The ability to reject an executory contract or unexpired lease is a powerful reorganizational tool given to a bankrupt company by the Bankruptcy Code. With limited exception, under 11 U.S.C. § 365, debtors can reject such executory contracts over the objection of their counterparty. One such limited exception – that contracts creating covenants, which run with the title to real property, cannot be rejected under § 365 – has taken center stage in recent attempts by E&P debtors to reject midstream gathering agreements.
For the unacquainted, a midstream gathering agreement is a contract that governs the midstream company’s service of delivering oil or natural gas from the wellhead to market. Whether it does so using a pipeline, truck or crude oil transported by rail, these contracts can be extremely costly, largely because they are so vital to the business model of a continuing E&P venture.
The first shot across the bow came in March 2016, when a bankruptcy judge in the Southern District of New York held that Sabine had the right to reject two of its gathering agreements, with Nordheim and HPIP, under Section 365. In re Sabine, No. 15-11835 (Bankr. S.D.N.Y. Mar. 8, 2016), slip op. at 4. The midstream companies argued that portions of their midstream gathering agreements contained covenants that ran with the title to the property and, therefore, could not be rejected.

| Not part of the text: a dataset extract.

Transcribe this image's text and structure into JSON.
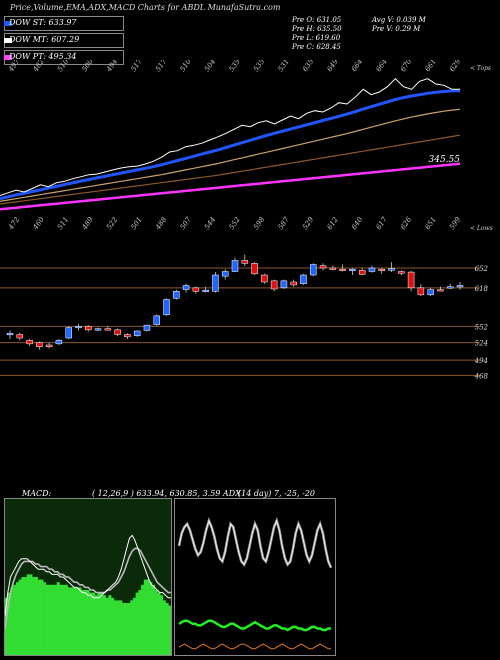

Ultimately, the Sabine court held that both midstream gathering agreements could be rejected. For procedural reasons, the Sabine court avoided substantively addressing whether the agreements did run with the land. Id. at 8. The court instead simply held that the debtor’s decision satisfied the business judgment test (a very deferential standard) by concluding that rejection of the midstream gathering agreements was appropriate even if the covenants run with the land:
If it is ultimately determined that the covenants at issue in the Agreements do not run with the land, as the Debtors argue and the Court believes to be the case, the Debtors will be free to negotiate new gas gathering agreements with any party, likely obtaining better terms than the existing agreements provide. If, however, the covenants are ultimately determined to run with the land, the Debtors will likely need to pursue alternative arrangements with Nordheim and HPIP consistent with the covenants by which the Debtors would remain bound. In either scenario, the Debtors’ conclusion that they are better off rejecting the Nordheim and HPIP Agreements is a reasonable exercise of their business judgment.

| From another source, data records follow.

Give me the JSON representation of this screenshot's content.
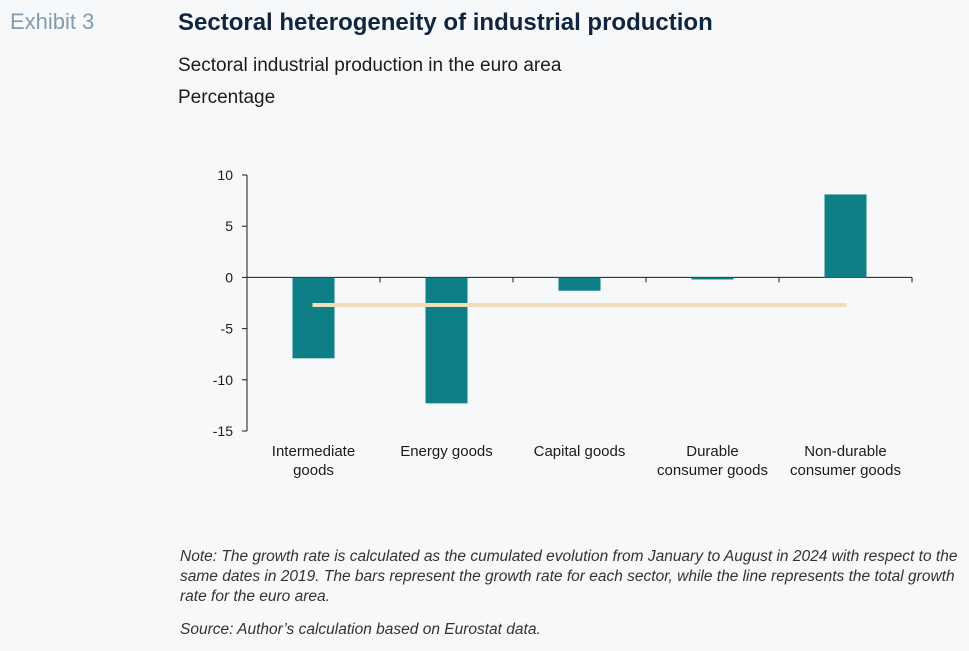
{
  "header": {
    "exhibit": "Exhibit 3",
    "title": "Sectoral heterogeneity of industrial production",
    "subtitle": "Sectoral industrial production in the euro area",
    "units": "Percentage"
  },
  "chart_data": {
    "type": "bar",
    "categories": [
      [
        "Intermediate",
        "goods"
      ],
      [
        "Energy goods"
      ],
      [
        "Capital goods"
      ],
      [
        "Durable",
        "consumer goods"
      ],
      [
        "Non-durable",
        "consumer goods"
      ]
    ],
    "values": [
      -7.9,
      -12.3,
      -1.3,
      -0.2,
      8.1
    ],
    "reference_line": -2.7,
    "yticks": [
      10,
      5,
      0,
      -5,
      -10,
      -15
    ],
    "ylim": [
      -15,
      10
    ],
    "grid": false,
    "colors": {
      "bar": "#0f7f87",
      "line": "#eedfb6",
      "axis": "#1b1b1b"
    }
  },
  "footer": {
    "note": "Note: The growth rate is calculated as the cumulated evolution from January to August in 2024 with respect to the same dates in 2019. The bars represent the growth rate for each sector, while the line represents the total growth rate for the euro area.",
    "source": "Source: Author’s calculation based on Eurostat data."
  }
}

Fast on the heels of Sabine, Magnum recently moved to reject its midstream contract in its own Chapter 11 proceeding. Magnum’s motion is paired with an adversary proceeding asking the court to rule that the agreement did not “run with the land.” In re Magnum, No. 15-12533 (Bankr. D. Del. Mar. 18, 2016) Doc. Nos. 842, 843. (The Sabine court held that an adversary proceeding was required to reach the merits of whether the midstream gathering agreements ran with the land).

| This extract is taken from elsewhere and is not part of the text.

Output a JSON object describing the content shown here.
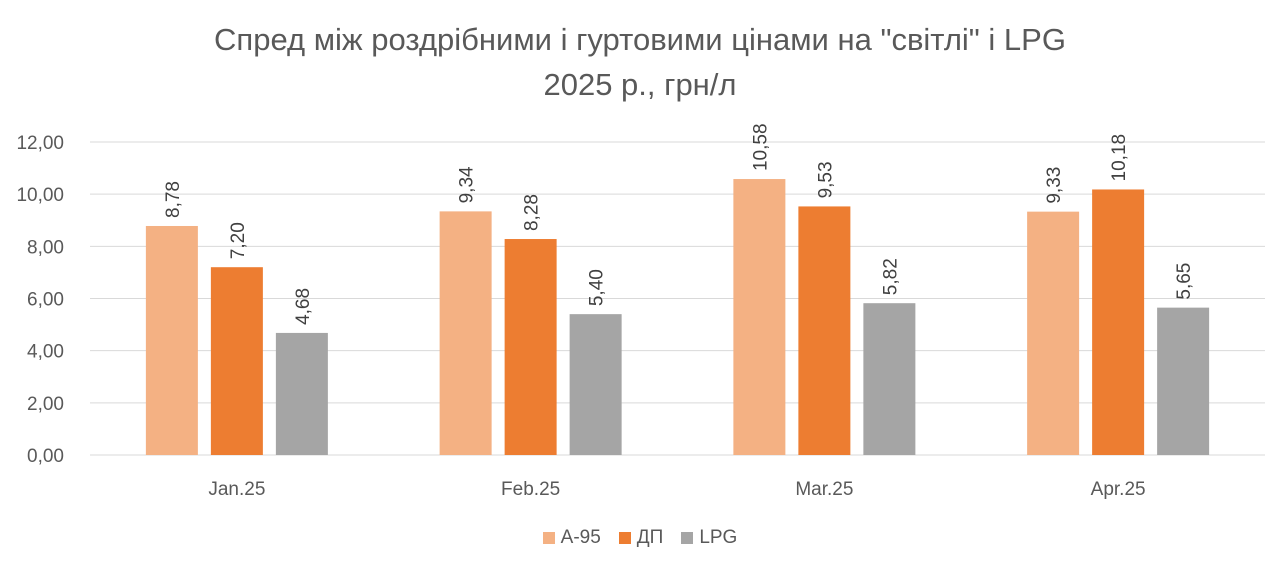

On May 3, 2016, the Sabine court entered a follow-up decision for publication, reinforcing its prior ruling, while specifically holding that the covenants do not run with the land.
In authorizing the rejection of the Nordheim Agreements and the HPIP Agreements, the Court provided its non-binding analysis on the “running with the land” issue, but noted that further proceedings would be necessary in order to enable the Court to render a binding ruling on the issue. The Debtors then commenced these adversary proceedings against Nordheim and HPIP seeking a declaratory judgment that the covenants contained in the Nordheim Agreements and the HPIP Agreements do not run with the land.
For the reasons stated in [the court’s prior decision, it] finds that the covenants at issue do not run with the land either as real covenants or as equitable servitudes, and therefore it denies the Defendant Motions and grants the [Debtor’s summary judgment motions against Nordheim and HPIP].
In re Sabine, No. 16-01042 (Bankr. S.D.N.Y. May 3, 2016) at 2.
The Sabine decisions have garnered much attention and concern that other bankruptcy courts would permit rejection of midstream contracts. It remains to be seen the full extent of the impact of the Sabine decisions. For now, though, the practical implication of Sabine is to increase an E&P company’s leverage to renegotiate its midstream gathering agreements in Chapter 11. For example, in April, Magnum withdrew its motion to reject its midstream gathering agreement – but only after it negotiated new terms for that agreement. The bankruptcy court subsequently approved Magnum’s plan of reorganization, with these new contract terms included.
We will continue to monitor developments in this area.